Arizona couples who are ending their marriages often become the target of unsolicited advice from well-meaning family members and friends. However, the advice they are given is often incorrect, and, if followed, can have cataclysmic consequences.
One popular misconception is that parents do not need the help of an attorney when determining child support. Many divorcing parents believe they can easily figure out what will be owed by looking at published state guidelines. However, there is much more involved in setting child support payments than simply referring to a chart, and an experienced family law attorney would understand that. Differences in determining actual income versus what is reported on the tax return, child care expenses and employee benefit programs all play a major role in determining child support. Therefore, divorcing parents could be cheating themselves and their children if they don't seek competent legal guidance.

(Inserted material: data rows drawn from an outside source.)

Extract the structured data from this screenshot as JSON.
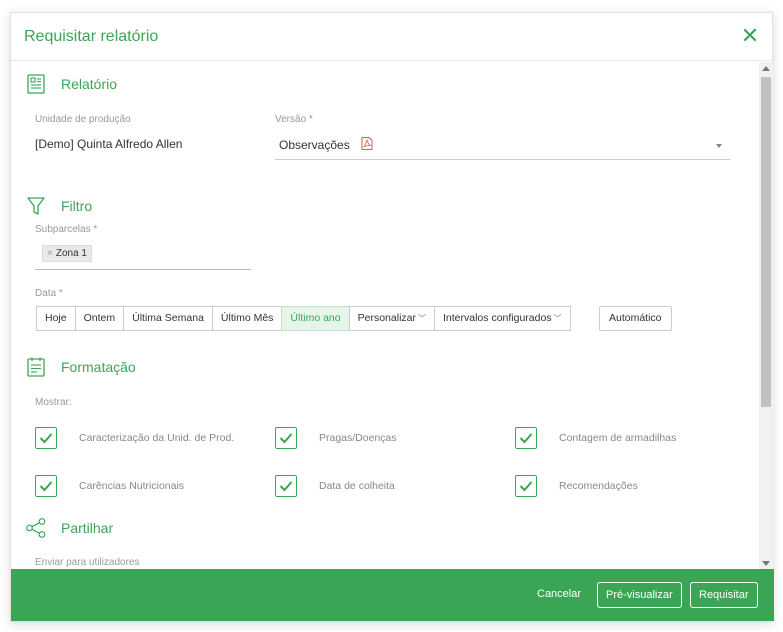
{
  "dialog": {
    "title": "Requisitar relatório"
  },
  "report": {
    "heading": "Relatório",
    "unit_label": "Unidade de produção",
    "unit_value": "[Demo] Quinta Alfredo Allen",
    "version_label": "Versão *",
    "version_value": "Observações"
  },
  "filter": {
    "heading": "Filtro",
    "subplots_label": "Subparcelas *",
    "tags": [
      "Zona 1"
    ],
    "date_label": "Data *",
    "date_options": [
      "Hoje",
      "Ontem",
      "Última Semana",
      "Último Mês",
      "Último ano",
      "Personalizar",
      "Intervalos configurados"
    ],
    "date_selected": "Último ano",
    "auto_label": "Automático"
  },
  "formatting": {
    "heading": "Formatação",
    "show_label": "Mostrar:",
    "options": [
      {
        "label": "Caracterização da Unid. de Prod.",
        "checked": true
      },
      {
        "label": "Pragas/Doenças",
        "checked": true
      },
      {
        "label": "Contagem de armadilhas",
        "checked": true
      },
      {
        "label": "Carências Nutricionais",
        "checked": true
      },
      {
        "label": "Data de colheita",
        "checked": true
      },
      {
        "label": "Recomendações",
        "checked": true
      }
    ]
  },
  "share": {
    "heading": "Partilhar",
    "send_label": "Enviar para utilizadores"
  },
  "footer": {
    "cancel": "Cancelar",
    "preview": "Pré-visualizar",
    "submit": "Requisitar"
  },
  "colors": {
    "accent": "#3aa655",
    "pdf": "#e25a4f"
  }
}
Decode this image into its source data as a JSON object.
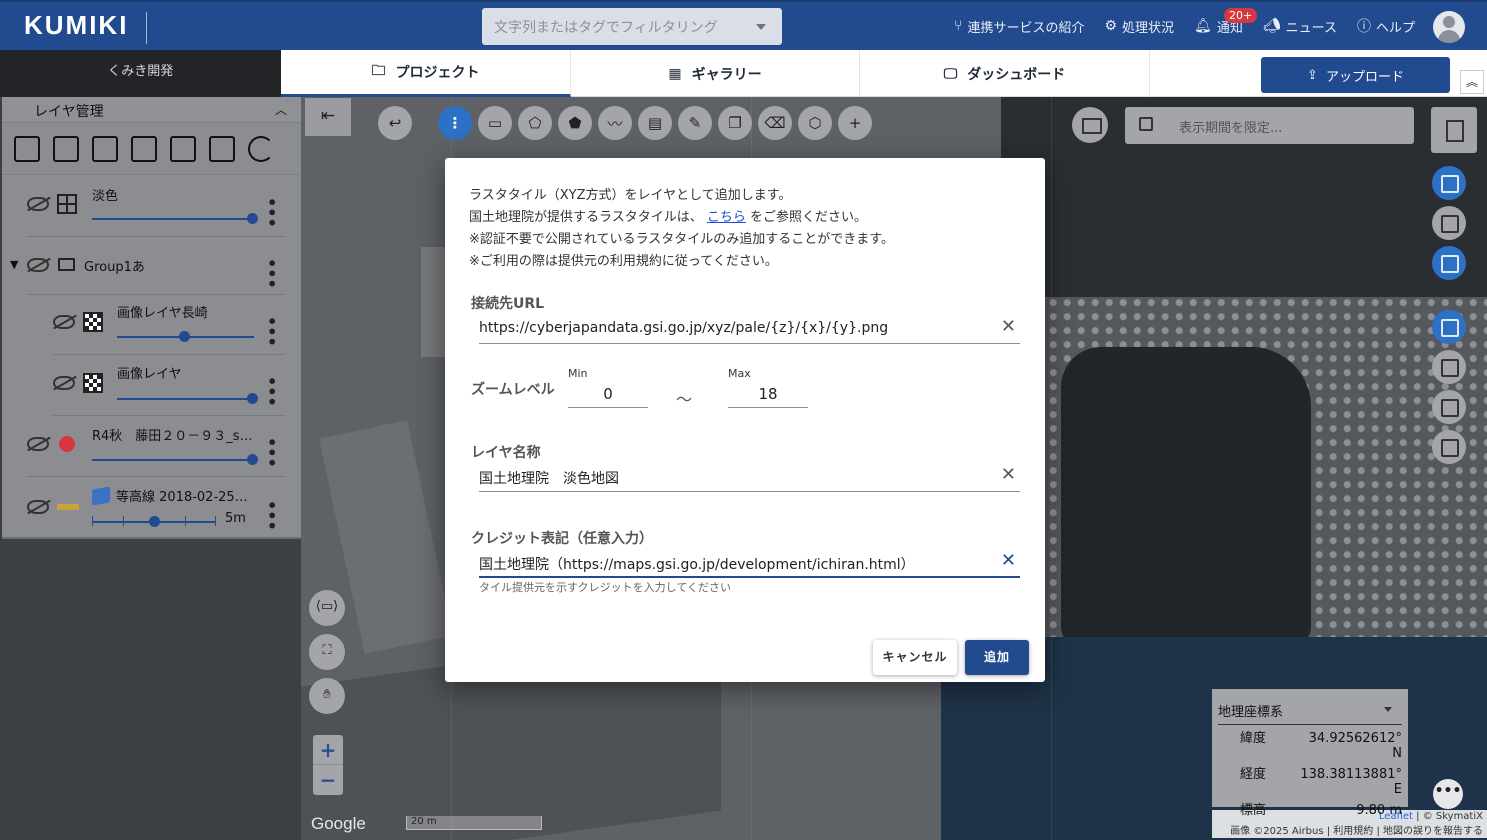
{
  "header": {
    "logo": "KUMIKI",
    "filter_placeholder": "文字列またはタグでフィルタリング",
    "nav": [
      {
        "label": "連携サービスの紹介",
        "icon": "share-icon"
      },
      {
        "label": "処理状況",
        "icon": "gear-icon"
      },
      {
        "label": "通知",
        "icon": "bell-icon"
      },
      {
        "label": "ニュース",
        "icon": "megaphone-icon"
      },
      {
        "label": "ヘルプ",
        "icon": "help-icon"
      }
    ],
    "notification_badge": "20+"
  },
  "workspace": "くみき開発",
  "tabs": [
    {
      "label": "プロジェクト",
      "icon": "folder-icon",
      "active": true
    },
    {
      "label": "ギャラリー",
      "icon": "grid-icon",
      "active": false
    },
    {
      "label": "ダッシュボード",
      "icon": "monitor-icon",
      "active": false
    }
  ],
  "upload_label": "アップロード",
  "layer_panel": {
    "title": "レイヤ管理",
    "layers": [
      {
        "name": "淡色",
        "type": "tile-grid",
        "opacity": 1.0
      },
      {
        "name": "Group1あ",
        "type": "group"
      },
      {
        "name": "画像レイヤ長崎",
        "type": "image",
        "opacity": 0.5
      },
      {
        "name": "画像レイヤ",
        "type": "image",
        "opacity": 1.0
      },
      {
        "name": "R4秋　藤田２０－９３_s…",
        "type": "point",
        "opacity": 1.0
      },
      {
        "name": "等高線 2018-02-25…",
        "type": "contour",
        "interval": "5m"
      }
    ]
  },
  "date_filter_placeholder": "表示期間を限定...",
  "map": {
    "scale": "20 m",
    "google": "Google",
    "attribution_leaflet": "Leaflet",
    "attribution_skymatix": "| © SkymatiX",
    "attribution_line2": "画像 ©2025 Airbus | 利用規約 | 地図の誤りを報告する"
  },
  "coordinates": {
    "system": "地理座標系",
    "lat_label": "緯度",
    "lat_value": "34.92562612° N",
    "lon_label": "経度",
    "lon_value": "138.38113881° E",
    "elev_label": "標高",
    "elev_value": "9.80 m"
  },
  "dialog": {
    "intro_line1": "ラスタタイル（XYZ方式）をレイヤとして追加します。",
    "intro_line2_pre": "国土地理院が提供するラスタタイルは、",
    "intro_link": "こちら",
    "intro_line2_post": "をご参照ください。",
    "intro_line3": "※認証不要で公開されているラスタタイルのみ追加することができます。",
    "intro_line4": "※ご利用の際は提供元の利用規約に従ってください。",
    "url_label": "接続先URL",
    "url_value": "https://cyberjapandata.gsi.go.jp/xyz/pale/{z}/{x}/{y}.png",
    "zoom_label": "ズームレベル",
    "min_caption": "Min",
    "min_value": "0",
    "tilde": "～",
    "max_caption": "Max",
    "max_value": "18",
    "name_label": "レイヤ名称",
    "name_value": "国土地理院　淡色地図",
    "credit_label": "クレジット表記（任意入力）",
    "credit_value": "国土地理院（https://maps.gsi.go.jp/development/ichiran.html）",
    "credit_hint": "タイル提供元を示すクレジットを入力してください",
    "cancel_label": "キャンセル",
    "add_label": "追加"
  }
}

The family home is likely the couple's biggest asset, and the mortgage is often their largest financial obligation. The party who gives up the home should not assume that his or her responsibility for that debt also disappears, even if the divorce settlement agreement so states. Lenders are not bound by that agreement. Accordingly, the mortgage will have to be refinanced in the sole name of the party who is staying in the home. Alternatively, an indemnification agreement could be prepared.
The end of a marriage can be an emotional time, and some people want to get the divorce process over with as quickly as possible. This may result in them agreeing to terms that are unfavorable, which is why having legal assistance could be advisable.